The Effect of Controlled Release Tablet Performance and Hydrogel Strength on In Vitro/In Vivo Correlation

Abstract

The impact of controlled release (CR) formulations having different gel strength values (Γ) on in vivo tablet performance and the in vitro/in vivo correlation of the formulations was investigated. The CR tablets containing either hydroxypropyl methylcellulose (HPMC), hydroxypropyl cellulose (HPC), or carbomer were formulated with theophylline and Fast Flo® lactose to produce tablets with a polymer content of 8 and 30% w/w. Γ was measured using a previously reported method. Male beagle dogs were utilized. Results showed that dissolution profiles were similar for all three polymers at the same % w/w level of polymer, irrespective of media (DI H2O, 0.1 N HCl, and pH 6.8 phosphate buffer). Mean Γ values were significantly different (p≤0.05) and were in order of HPMC K100MP>HPC HXF>carbomer 971P (same 30% w/w) with absolute Γ values at 30% w/w in DI H2O of 6600, 4600, and 1600 ergs/cm3, respectively.

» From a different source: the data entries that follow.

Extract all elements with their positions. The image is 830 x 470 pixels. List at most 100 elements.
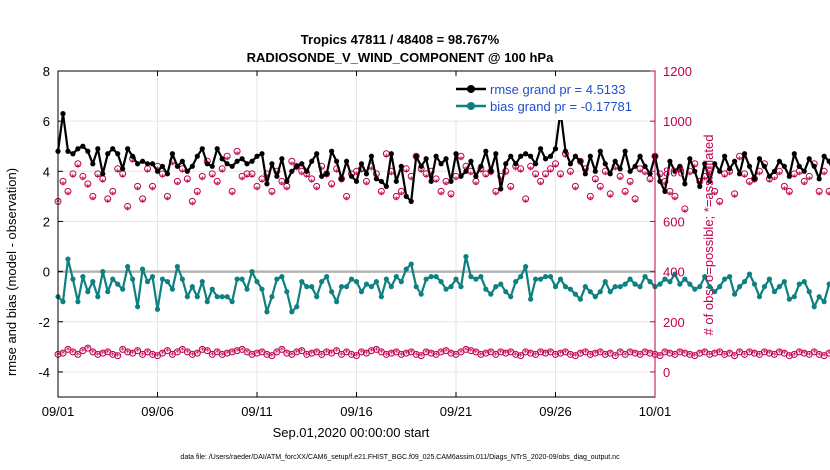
count-assimilated-point: * xyxy=(548,167,553,178)
count-assimilated-point: * xyxy=(384,350,389,361)
count-assimilated-point: * xyxy=(274,348,279,359)
rmse-point xyxy=(786,173,792,179)
bias-point xyxy=(229,299,235,305)
count-assimilated-point: * xyxy=(215,348,220,359)
rmse-point xyxy=(642,163,648,169)
count-assimilated-point: * xyxy=(85,182,90,193)
count-assimilated-point: * xyxy=(558,172,563,183)
bias-point xyxy=(776,284,782,290)
count-possible-point xyxy=(253,349,261,357)
bias-point xyxy=(139,266,146,272)
count-assimilated-point: * xyxy=(727,170,732,181)
bias-point xyxy=(403,266,409,272)
count-possible-point xyxy=(188,197,196,205)
count-assimilated-point: * xyxy=(255,185,260,196)
count-assimilated-point: * xyxy=(613,165,618,176)
count-possible-point xyxy=(293,162,301,170)
count-assimilated-point: * xyxy=(314,348,319,359)
count-possible-point xyxy=(721,350,729,358)
count-assimilated-point: * xyxy=(294,165,299,176)
count-assimilated-point: * xyxy=(767,177,772,188)
bias-point xyxy=(135,304,141,310)
bias-point xyxy=(672,271,678,277)
count-assimilated-point: * xyxy=(424,348,429,359)
count-possible-point xyxy=(253,182,261,190)
count-possible-point xyxy=(591,175,599,183)
count-possible-point xyxy=(537,177,545,185)
bias-point xyxy=(299,279,305,285)
bias-point xyxy=(552,284,559,290)
count-possible-point xyxy=(293,348,301,356)
count-assimilated-point: * xyxy=(90,195,95,206)
bias-point xyxy=(562,284,569,290)
count-possible-point xyxy=(163,192,171,200)
count-assimilated-point: * xyxy=(483,172,488,183)
count-possible-point xyxy=(512,350,520,358)
count-assimilated-point: * xyxy=(354,170,359,181)
count-assimilated-point: * xyxy=(523,197,528,208)
count-assimilated-point: * xyxy=(80,175,85,186)
count-assimilated-point: * xyxy=(225,349,230,360)
count-possible-point xyxy=(760,348,768,356)
count-assimilated-point: * xyxy=(339,350,344,361)
bias-point xyxy=(100,269,106,275)
rmse-point xyxy=(513,161,519,167)
count-assimilated-point: * xyxy=(687,350,692,361)
count-possible-point xyxy=(686,350,694,358)
bias-point xyxy=(368,284,375,290)
rmse-point xyxy=(717,168,723,174)
bias-point xyxy=(771,289,778,295)
count-possible-point xyxy=(815,350,823,358)
count-assimilated-point: * xyxy=(304,172,309,183)
count-assimilated-point: * xyxy=(145,348,150,359)
bias-point xyxy=(304,284,310,290)
count-assimilated-point: * xyxy=(414,350,419,361)
count-assimilated-point: * xyxy=(190,350,195,361)
count-assimilated-point: * xyxy=(468,170,473,181)
rmse-point xyxy=(547,153,554,159)
rmse-point xyxy=(473,173,479,179)
count-possible-point xyxy=(223,349,231,357)
count-assimilated-point: * xyxy=(822,352,827,363)
bias-point xyxy=(712,289,718,295)
count-possible-point xyxy=(552,160,559,168)
count-assimilated-point: * xyxy=(782,185,787,196)
count-assimilated-point: * xyxy=(70,348,75,359)
count-assimilated-point: * xyxy=(125,348,130,359)
count-assimilated-point: * xyxy=(165,195,170,206)
rmse-point xyxy=(806,156,812,162)
bias-point xyxy=(324,274,330,280)
count-assimilated-point: * xyxy=(190,200,195,211)
y2-tick-label: 1200 xyxy=(663,64,692,79)
count-assimilated-point: * xyxy=(772,175,777,186)
bias-point xyxy=(498,281,504,287)
count-assimilated-point: * xyxy=(344,348,349,359)
count-possible-point xyxy=(527,162,535,170)
count-assimilated-point: * xyxy=(583,348,588,359)
count-assimilated-point: * xyxy=(692,162,697,173)
count-assimilated-point: * xyxy=(717,348,722,359)
count-possible-point xyxy=(646,349,654,357)
bias-point xyxy=(184,294,190,300)
count-assimilated-point: * xyxy=(329,349,334,360)
bias-point xyxy=(348,276,355,282)
count-assimilated-point: * xyxy=(160,172,165,183)
bias-point xyxy=(523,264,529,270)
bias-point xyxy=(577,296,583,302)
bias-point xyxy=(130,276,136,282)
rmse-point xyxy=(154,168,161,174)
rmse-point xyxy=(771,168,778,174)
count-possible-point xyxy=(576,349,584,357)
count-possible-point xyxy=(74,350,82,358)
y2-tick-label: 200 xyxy=(663,315,685,330)
count-assimilated-point: * xyxy=(269,352,274,363)
count-assimilated-point: * xyxy=(220,167,225,178)
rmse-point xyxy=(164,171,171,177)
rmse-point xyxy=(398,163,404,169)
count-possible-point xyxy=(198,345,206,353)
count-assimilated-point: * xyxy=(175,348,180,359)
count-possible-point xyxy=(800,349,808,357)
rmse-point xyxy=(811,163,817,169)
count-possible-point xyxy=(765,349,773,357)
bias-point xyxy=(105,289,111,295)
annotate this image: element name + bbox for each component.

Drug profiles in plasma for the 30% HPMC K100MP tablets were consistent with in vitro dissolution profiles and Γ values. Plasma profiles for the 30% HPC HXF tablets were similar in vivo as the HPMC tablets. Plasma profiles for the 30% carbomer 971P formulation showed much higher drug concentrations (compared to HPMC and HPC) in vivo in all dogs. This finding is not consistent with the slow drug release found in the dissolution profiles but consistent with its low in vitro Γ values. Assessment of the predictability of a level A in vitro/in vivo correlation was quantified by absolute mean percent prediction error (PE). Formulations having Γ≈6000 ergs/cm3 have acceptable PE <20%, and low standard deviation (σ). Results showed that Γ values of CR hydrogel tablets in vitro will affect the in vivo performance (i.e., absorption kinetics of the drug) of the tablets and were also found to better assess (compared to in vitro dissolution profiles alone) the predictability of in vitro/in vivo correlations (level A and multiple level C).